***
Вечной странницей в вечном ж/д ожидаю, когда
подадут мой плацкарт, трепыхая его сочлененья,
и я лягу на полку и буду не спать – города
и деревни за окнами скачут, во тьме коченея.
Сквозь рассыпчатый храп и чух-чух буду я различать
одинокую музыку.

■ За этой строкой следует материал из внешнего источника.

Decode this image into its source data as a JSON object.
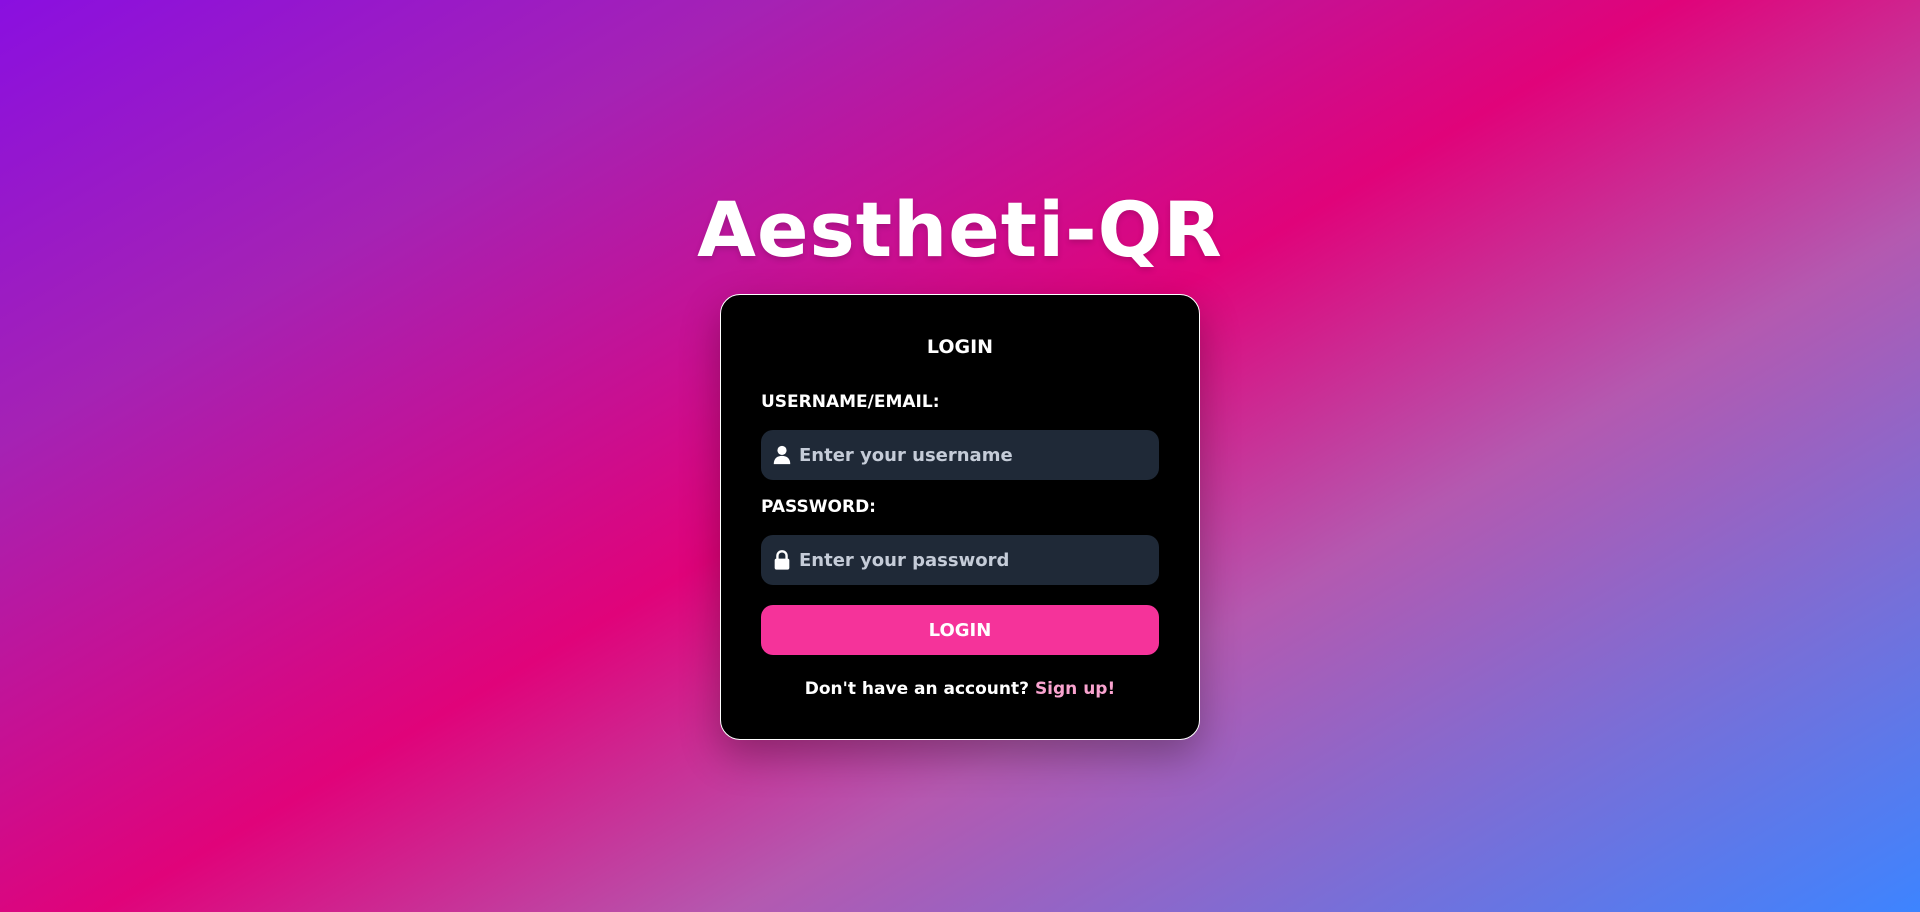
{
  "app": {
    "title": "Aestheti-QR"
  },
  "login_card": {
    "heading": "LOGIN",
    "username": {
      "label": "USERNAME/EMAIL:",
      "placeholder": "Enter your username",
      "value": "",
      "icon": "user-icon"
    },
    "password": {
      "label": "PASSWORD:",
      "placeholder": "Enter your password",
      "value": "",
      "icon": "lock-icon"
    },
    "submit_label": "LOGIN",
    "signup_prompt": "Don't have an account?",
    "signup_link": "Sign up!"
  },
  "colors": {
    "card_background": "#000000",
    "input_background": "#1f2937",
    "button_background": "#f5339a",
    "link_color": "#f9a3cf",
    "text": "#ffffff"
  }
}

В панике пыли хлопчатой
проводница-луна словно светодиод Ильича
в хари раме живёт отпечатком, печатью молчанья.
Горловое бессонное месиво длится, живёт,
переходит в рассвет и, когда остаётся немного,
перед смертью как будто бы, я засыпаю и вот
жадно сплю, но во сне продолжаю смотреть на дорогу.
***
у августа в оранжевом живом
трепещущем свечении сквозь эхо
скользящих дней рассудок кружевной
и память из рассыпчатого меха
встаешь в него под утро наугад
бредёшь босая в обморок озёрный
где облако клубится как агат
и жемчуга выплёвывает зёрна
плывёшь во тьме кувшинки разводя
и всхлипывая сном воды на ощупь
идёшь ко дну и вечность погодя
выходишь на поверхность как на площадь
лежишь лицом к прозрачной простыне
небес и всё светлеешь и светлеешь
но чувствуешь что ночь ещё в спине
и если обернёшься то успеешь
***
Смутно и муторно видно фонарь и то,
как семенит на свету водянистый холод,
если листать твою руку, последний том,
класть на колени голову, уши, хобот,
можно понять другое – что нету дна
в тёмном колодце нежности и паденья,
это как смерть – уходишь в неё одна,
без телефона, без паспорта и без денег.
Можно не слушать и даже не отвечать,
можешь молчать, отвернувшись и притворившись.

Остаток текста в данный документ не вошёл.